Security and Performance: Remove old Modules

Yesterday, the Drupal Security team issued a Security Advisory for the Mollom module, SA-CONTRIB-2018-038. The module is now marked as "unsupported".

The security team is marking this project unsupported. There is a known security issue with the project that has not been fixed by the maintainer.

This serves to illustrate a key principle with any CMS (content management system) website: When you're not using a plugin, module, theme or library, remove it.

First, a bit of background.

Mollom

From their own website:

Mollom launched in 2008 to make it easy for people to ensure the quality of content posted to their online applications. Mollom was used widely in the Drupal community and blocked more than 13.5 billion spam comments since its inception. Mollom has helped grow many web applications, but the online comment and SPAM blocking ecosystems have evolved over the years.

What Mollom was particularly good at doing was triaging comments / emails sent from Drupal sites.

Before Mollom, site administrators had two choices: They could ask every poster to complete a CAPTCHA, or they could use heuristics to determine if a comment or email was spam. The problem was that skilled spammers learnt how to get around the latter, and the former was ineffective. (Spammers can crack CAPTCHAs by using actual, low-paid, humans to do their work; real people get annoyed when they can't successively identify every street sign in a photo).

Along came Mollom, and used automated processes to put posts into one of three categories: spam, ham and not sure. Comments that were clearly spam were blocked; comments that were clearly ham were let through; only the "unsure" ones got a CAPTCHA to solve. They had a huge database based on their vast daily workload that let them learn spam characteristics in real time. Spammers never got to have their human pawns crack the CAPTCHA, because their spam comments got blocked first; real people never got the CAPTCHA, provided their comments looked genuine enough.

It was genius, and it worked very effectively.

But then they shut down on 2nd April 2018. The community of end-users had a year's warning of this, but it was still a sad day. I don't know why they closed. Was it impending GDPR? Was it that there weren't enough paying users to keep the service running? We'll never know.

There are lots of Drupal sites that once ran Mollom, and now no longer do.

Which brings me to my point:

Remove that Module

You no longer need the Mollom module files for your Drupal site. So have you removed them?

This is important from a performance point of view. Even if the module is not enabled, Drupal still has to identify that the files are there, and parse them, in case something of relevance lurks within.

It's important from a security point of view. Some vulnerabilities don't require a module to be enabled for the exploit to work.

Also, once a module is disabled, you'll no longer receive updates from the update notification process. I've found sites of mine where I once tried out a module, years ago. I still have the code for 7.x-2.1 in my site directory, and they're now on 7.x-3.15.

Uninstall First (D7)

A special note to Drupal 7 users.

In Drupal 8, you disable a module by uninstalling it.

In Drupal 7, those are two steps. First, you disable it, but the module's configuration remains stored in the site database. Then, if you know you'll no longer need the module, you can do the second step of "uninstall", which clears any variables / tables that the module may have used.

To uninstall, you need the project's files still in the directory tree. So, if you remove the files before uninstalling, you'll have no easy way to uninstall in the future. So uninstall first, then remove the files. (It's not the end of the world, from a security or performance point of view, to have old module variables and data tables lying around, but it is untidy, and you may regret it.)

Any Other Modules or Themes?

Mollom was extremely popular and widely used, and then totally discontinued. That means there will be a lot of sites that need to remove the mollom directory, if they haven't already.
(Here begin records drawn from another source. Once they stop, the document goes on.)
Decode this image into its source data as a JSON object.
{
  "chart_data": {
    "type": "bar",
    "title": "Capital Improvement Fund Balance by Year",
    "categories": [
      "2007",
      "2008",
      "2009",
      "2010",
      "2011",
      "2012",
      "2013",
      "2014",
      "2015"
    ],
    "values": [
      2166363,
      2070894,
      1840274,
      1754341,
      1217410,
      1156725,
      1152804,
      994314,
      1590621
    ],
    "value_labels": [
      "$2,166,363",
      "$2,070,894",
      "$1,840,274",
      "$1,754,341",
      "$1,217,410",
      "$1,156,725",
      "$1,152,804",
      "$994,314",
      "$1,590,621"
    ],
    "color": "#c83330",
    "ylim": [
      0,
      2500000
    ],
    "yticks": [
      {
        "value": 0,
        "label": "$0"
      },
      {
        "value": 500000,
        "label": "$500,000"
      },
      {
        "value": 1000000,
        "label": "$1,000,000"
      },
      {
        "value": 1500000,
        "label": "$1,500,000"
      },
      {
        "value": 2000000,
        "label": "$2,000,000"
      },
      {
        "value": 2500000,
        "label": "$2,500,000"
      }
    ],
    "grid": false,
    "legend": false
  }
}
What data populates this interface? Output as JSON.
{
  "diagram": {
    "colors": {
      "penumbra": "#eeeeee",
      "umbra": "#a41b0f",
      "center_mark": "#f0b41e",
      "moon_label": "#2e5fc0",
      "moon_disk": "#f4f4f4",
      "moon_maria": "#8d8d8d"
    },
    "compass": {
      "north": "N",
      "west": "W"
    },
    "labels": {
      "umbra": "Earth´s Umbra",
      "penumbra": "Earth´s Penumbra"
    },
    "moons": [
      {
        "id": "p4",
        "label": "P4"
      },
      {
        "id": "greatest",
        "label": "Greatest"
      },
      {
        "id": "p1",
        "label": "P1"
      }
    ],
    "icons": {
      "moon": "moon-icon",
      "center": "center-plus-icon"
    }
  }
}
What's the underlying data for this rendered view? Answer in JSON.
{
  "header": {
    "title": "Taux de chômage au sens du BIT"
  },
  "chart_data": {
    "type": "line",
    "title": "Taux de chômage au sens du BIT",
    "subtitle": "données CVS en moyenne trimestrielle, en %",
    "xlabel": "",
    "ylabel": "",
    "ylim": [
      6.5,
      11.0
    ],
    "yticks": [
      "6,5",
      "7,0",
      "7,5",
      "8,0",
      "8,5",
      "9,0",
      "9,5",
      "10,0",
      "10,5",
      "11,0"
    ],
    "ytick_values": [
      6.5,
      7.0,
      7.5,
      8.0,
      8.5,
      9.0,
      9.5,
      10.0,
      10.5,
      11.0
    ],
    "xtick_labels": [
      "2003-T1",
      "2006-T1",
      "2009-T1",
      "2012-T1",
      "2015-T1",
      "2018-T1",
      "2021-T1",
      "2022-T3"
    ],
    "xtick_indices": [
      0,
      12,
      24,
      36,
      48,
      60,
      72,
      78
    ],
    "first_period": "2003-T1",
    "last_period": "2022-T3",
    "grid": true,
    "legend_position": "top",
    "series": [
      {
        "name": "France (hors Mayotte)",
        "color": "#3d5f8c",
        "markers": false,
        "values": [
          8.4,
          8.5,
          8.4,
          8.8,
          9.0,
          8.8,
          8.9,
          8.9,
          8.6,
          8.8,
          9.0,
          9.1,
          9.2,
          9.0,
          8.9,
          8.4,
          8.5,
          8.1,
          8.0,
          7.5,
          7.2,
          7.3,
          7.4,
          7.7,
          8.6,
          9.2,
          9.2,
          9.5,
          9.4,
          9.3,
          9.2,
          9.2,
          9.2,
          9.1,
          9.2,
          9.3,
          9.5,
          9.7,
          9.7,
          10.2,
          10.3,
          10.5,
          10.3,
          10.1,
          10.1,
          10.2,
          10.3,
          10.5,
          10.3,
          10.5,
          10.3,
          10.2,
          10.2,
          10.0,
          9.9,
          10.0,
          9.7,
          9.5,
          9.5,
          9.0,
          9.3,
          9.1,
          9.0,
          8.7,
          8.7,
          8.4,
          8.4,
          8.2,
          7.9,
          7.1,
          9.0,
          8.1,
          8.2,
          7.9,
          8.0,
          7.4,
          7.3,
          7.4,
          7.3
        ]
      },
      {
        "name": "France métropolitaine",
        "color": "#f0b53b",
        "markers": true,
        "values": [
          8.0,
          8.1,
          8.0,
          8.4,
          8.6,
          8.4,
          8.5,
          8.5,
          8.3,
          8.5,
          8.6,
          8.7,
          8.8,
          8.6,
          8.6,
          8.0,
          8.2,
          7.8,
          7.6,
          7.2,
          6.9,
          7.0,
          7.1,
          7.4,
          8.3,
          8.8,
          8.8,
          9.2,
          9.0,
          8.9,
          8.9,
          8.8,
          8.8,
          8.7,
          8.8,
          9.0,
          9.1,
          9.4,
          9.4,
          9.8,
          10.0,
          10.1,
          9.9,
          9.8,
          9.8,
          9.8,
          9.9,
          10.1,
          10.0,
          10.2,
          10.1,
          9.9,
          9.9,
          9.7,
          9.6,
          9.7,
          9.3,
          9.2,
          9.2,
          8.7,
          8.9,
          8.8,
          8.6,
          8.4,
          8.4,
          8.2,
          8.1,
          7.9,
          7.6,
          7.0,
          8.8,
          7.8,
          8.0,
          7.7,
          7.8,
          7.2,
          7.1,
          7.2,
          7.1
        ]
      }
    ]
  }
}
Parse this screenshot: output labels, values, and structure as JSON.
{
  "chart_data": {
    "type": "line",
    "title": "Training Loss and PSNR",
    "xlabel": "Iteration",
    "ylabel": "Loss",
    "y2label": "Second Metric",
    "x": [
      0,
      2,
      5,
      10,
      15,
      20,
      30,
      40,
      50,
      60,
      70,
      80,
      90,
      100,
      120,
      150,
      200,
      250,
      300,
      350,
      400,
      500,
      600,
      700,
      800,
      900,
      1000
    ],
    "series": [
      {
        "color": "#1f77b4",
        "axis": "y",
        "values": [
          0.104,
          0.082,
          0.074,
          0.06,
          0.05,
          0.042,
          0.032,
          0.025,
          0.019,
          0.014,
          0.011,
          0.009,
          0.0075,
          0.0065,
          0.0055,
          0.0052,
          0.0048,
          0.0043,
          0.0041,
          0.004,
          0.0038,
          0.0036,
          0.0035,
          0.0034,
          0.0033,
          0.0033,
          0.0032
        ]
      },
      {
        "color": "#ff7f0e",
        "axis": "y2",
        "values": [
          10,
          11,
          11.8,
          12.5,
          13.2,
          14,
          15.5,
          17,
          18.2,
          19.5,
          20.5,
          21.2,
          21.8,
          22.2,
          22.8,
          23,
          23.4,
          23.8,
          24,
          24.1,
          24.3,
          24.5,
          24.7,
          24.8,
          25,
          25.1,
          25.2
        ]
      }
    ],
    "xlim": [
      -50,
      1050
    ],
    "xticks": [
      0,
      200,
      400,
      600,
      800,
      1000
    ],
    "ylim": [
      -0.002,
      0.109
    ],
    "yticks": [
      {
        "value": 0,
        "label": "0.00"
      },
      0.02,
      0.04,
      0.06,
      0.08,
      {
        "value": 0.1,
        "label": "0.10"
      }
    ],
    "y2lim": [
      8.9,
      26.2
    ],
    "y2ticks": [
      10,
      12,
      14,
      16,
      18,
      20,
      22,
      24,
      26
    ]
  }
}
But whilst Mollom is the prompt to write this, it's not the only culprit. It's easy to try out a module and then stop using it. It's easy to build a site using one module for a particular task, and then switch when a more suitable alternative is released.

Why not use this as a cue to review the modules and themes you have lying around, and get rid of the ones you don't need.

Wordpress too

This isn't just a Drupal issue. Anyone got a Wordpress site that still has the "Twenty Twelve" theme lying dormant?

Drupal - Highly Secure

Drupal has a well-resourced security team, who ensure it remains one of the most secure CMS out there, if not the most secure. They work hard to handle vulnerabilities in a timely and professional manner, ensuring issues are patched before they're exploited, and that this is all communicated to the community.

But we can all do our bit, too. Removing old, redundant code is one part of that. And the site may perform a whisker better as a result.